Reputation: 11
I just can't get this to work.
Scenario: Subtitling, SRT format. If the first out of two lines contains an opening italics tag <i>
and the italicized part of the text extends into the second line, then the first line needs a closing tag </i>
at its end and the second line an opening tag <i>
at its beginning.
Approach: If <i>
is found in line1, then look if there is a closing tag in that line. If yes, do nothing, if not, then replace line1 minus its line break with: line1</i>\n<i>
.
This is what I've tried:
Find: (.*<i>.*(?!.*</i>.*\n))\n
Replace with: $1<i/>\n<i>
Problem: Although there is an instance of a closing tag after an opening tag in line1, this gives out a match.

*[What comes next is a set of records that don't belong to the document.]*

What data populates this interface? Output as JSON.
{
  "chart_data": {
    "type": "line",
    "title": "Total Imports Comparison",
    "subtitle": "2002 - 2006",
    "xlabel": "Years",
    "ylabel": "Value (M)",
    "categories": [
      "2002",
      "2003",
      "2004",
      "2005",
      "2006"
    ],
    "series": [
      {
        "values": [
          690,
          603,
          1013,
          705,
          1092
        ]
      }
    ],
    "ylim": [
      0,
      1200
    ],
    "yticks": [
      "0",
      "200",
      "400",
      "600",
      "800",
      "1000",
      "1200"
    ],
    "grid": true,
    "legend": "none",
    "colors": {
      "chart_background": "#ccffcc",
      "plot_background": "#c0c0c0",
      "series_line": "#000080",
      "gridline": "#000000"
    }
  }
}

Line1 and line2 refer to the text lines in the blocks below, so ignore the lines with the numbers and the time code.
Example material:
1
00:00:01,000 --> 00:00:03,320
<i>Alle meine Entchen
schwimmen auf dem See</i>
2
00:00:04,240 --> 00:00:06,880
<i>Köpfchen</i> in das Wasser
Schwänzchen in die <i>Höh</i>.
3
00:00:06,960 --> 00:00:08,960
<i>(Musik endet ♪,</i>
<i>Männerstimme, Englisch:)</i>
1: should get a closing tag at the end of line1 and an opening tag at the start of line2
2 and 3: Should not be considered a match and be left alone
Any help will be greatly appreciated. Best,
Ingo
Upvotes: 1
Views: 125
Reputation: 11
Thank you everyone for your fantastic input. It helped me to construct the following solution, which also works for the case of a second instance of an opening tag, like this
<i>Köpfchen</i> in <i>das Wasser
Schwänzchen in die Höh</i>.
=>
<i>Köpfchen</i> in <i>das Wasser</i>
<i>Schwänzchen in die Höh</i>.
and it doesn't introduce any new line breaks.
step1
(?m)(?<=<i>(?!.*</i>).*$?)\r => </i>
step2
(?m)^(?=.*(?<!<i>.*)</i>.*\r?$) => <i>
Upvotes: 0
Reputation: 1678
You were close, with the negative lookahead. Here's how you might identify a line with an opening <i>
that's not followed by its corresponding closing </i>
using JS:
// this should not modify the string, as it
// contains the closing </i> element
console.log(
"this <i>is a</i> test".replace(/(?!<i>.+<\/i>)(<i>.+$)/g, '$1</i>')
);
// this one should modify the string, appending
// the closing </i> to the end
console.log(
"this <i>is a test".replace(/(?!<i>.+<\/i>)(<i>.+$)/g, '$1</i>')
);
And, here's a demonstration, in Python, as requested:
>>> import re;
>>> print(re.sub(r'(?!<i>.+<\/i>)(<i>.+$)', r'\1</i>', "this <i>is a</i> test"))
this <i>is a</i> test
>>> print(re.sub(r'(?!<i>.+<\/i>)(<i>.+$)', r'\1</i>', "this <i>is a test"))
this <i>is a test</i>
Upvotes: 0